Edomex: condicionan prisión domiciliaria de activista a fianza de 420 mil pesos

ALMOLOYA DE JUÁREZ, Edomex (apro).–  El activista Cutberto Vilchis García, detenido por oponerse a la venta de tierras comunales para proyectos inmobiliarios en la zona de Salazar, municipio de Lerma, podrá enfrentar su proceso en prisión domiciliaria luego de que un juez le impuso una fianza cercana a los 420 mil pesos.

Tomando en cuenta que el imputado tiene 71 años, el juez de control del distrito Judicial de Toluca modificó la prisión preventiva que le fue impuesta por prisión domiciliaria, pero para acceder al beneficio el acusado deberá cubrir la garantía económica.

El activista y siete comuneros más (aún en prisión) fueron arrestados durante la madrugada del 31 de agosto último durante un operativo –calificado por los habitantes de la localidad como violento– por impedir la venta de sus tierras.

El 5 de septiembre de 2017, Vilchis García fue vinculado a proceso por privación de la libertad y robo con violencia, acusado por Mario Alberto de León Venegas, abogado de los presuntos compradores de los terrenos; también por Natalia Miguel Marín, policía de Temoaya, y por Juan Carlos Ríos Soto, policía de San Mateo Atenco.

Durante la audiencia de este miércoles, el representante legal de los comuneros demandó la aplicación de la excepción prevista en el artículo 166 del Código Nacional de Procedimientos Penales, que indica la posibilidad de no ser sujeto a prisión preventiva cuando se tienen 70 años o más, edad que comprobó con documentos que, además, lo identifican como pensionado del Instituto de Seguridad y Servicios Sociales para los Trabajadores del Estado.

El Ministerio Público y la contraparte del acusado se opusieron al beneficio porque consideraron que el detenido representa un riesgo social y está en posibilidad de huir, pues aseguran que la comunidad de Salazar es “hostil y violenta”.

También afirmaron que la edad de Vilchis García no le representó un obstáculo para liderar el movimiento comunero, incitar a los agresores, proferir amenazas y hacer tocar las campanas para convocar al pueblo la madrugada de su detención, además de ser investigado por delitos que no alcanzan el beneficio obtenido.

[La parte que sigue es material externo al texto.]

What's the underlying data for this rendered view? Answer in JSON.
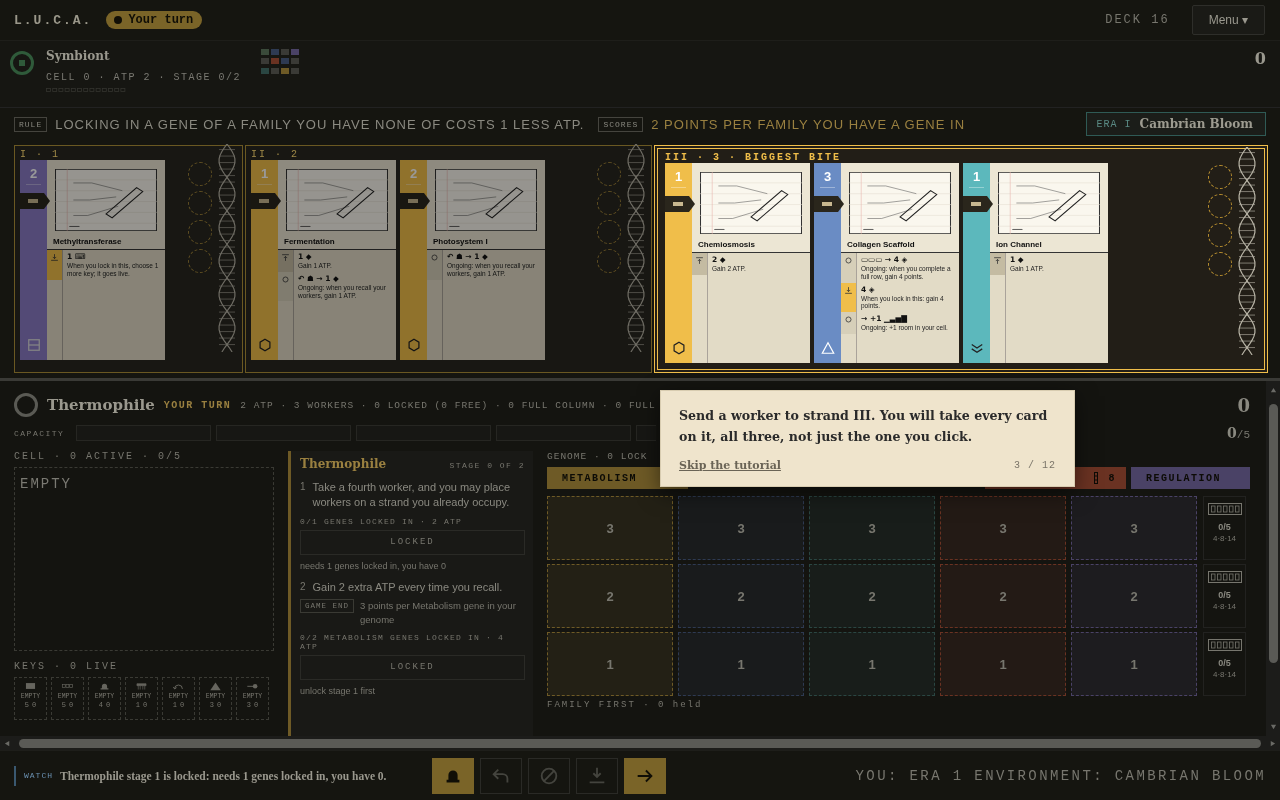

En respuesta, la defensa del activista destacó la inexistencia de evidencias sobre cualquier citatorio para contestar los cargos, por lo que tampoco se puede asegurar que se estaba ocultando y menos que por eso fue necesaria una orden de aprehensión y cateo para detenerlo.

Expuso que para evitar que su defendido escape, el juez prevé, junto con la prisión domiciliaria, la implementación de medidas cautelares alternas.

Así, el representante de bienes comunales de Salazar deberá estar custodiado en su domicilio por agentes ministeriales y de la policía estatal, no podrá salir de la comunidad sin autorización, ni comunicarse con los presuntos ofendidos.

“Mi padre no traiciona”

En entrevista, Fabiola Vilchis, hija de Cutberto, dijo que los hechos imputados a su padre son inverosímiles, pues padece diabetes, hipertensión y desde niño tiene una lesión que le impide mover la pierna con agilidad.

Recordó que su padre ha sido reelecto desde hace más de 30 años como representante de bienes comunales de Salazar, “por la honestidad con que se ha desempeñado y su negativa a traicionar a los comuneros a cambio de permitir la venta ilegal de tierras, para grandes proyectos inmobiliarios”.

El 22 de febrero pasado, el juez se negó a modificar la prisión preventiva, en cambio, para los campesinos Miguel Ángel Vilchis Zarza y Francisco Miguel Ceballos Vargas, también detenidos con el activista. La negativa, pese a que sólo están acusados de causar lesiones.

Antecedentes

La madrugada del 31 de agosto de 2017, tres días después de que se emitió un fallo en favor de la comunidad para reconocer la posesión de sus tierras, un grupo de mil 500 elementos de seguridad irrumpió violentamente en varios domicilios de la comunidad.

En ese operativo, además de los comuneros, fueron detenidas Beatriz Pérez Flores, comerciante de 46 años; Daneyra Kikey Becerril Villavicencio, ama de casa de 30 años; Yuriko Becerril Villavicencio, madre soltera de 29 años; así como Miguel Ángel Vilchis García, campesino y bibliotecario de 56 años, y Fermín Esquivel Rojas, campesino de 34 años.

Testigos de las irrupciones y capturas explicaron que los agentes no presentaron órdenes de aprehensión ni de arresto, iban encapuchados, vestidos de negro y sin insignias; incluso, golpearon gente y accionaron sus armas de fuego en el interior de varias viviendas.

De acuerdo con la defensa de los detenidos, el 30 de septiembre de 2016, un grupo encabezado por De León Venegas intentó despojar a Miguel Ángel Vilchis de su milpa.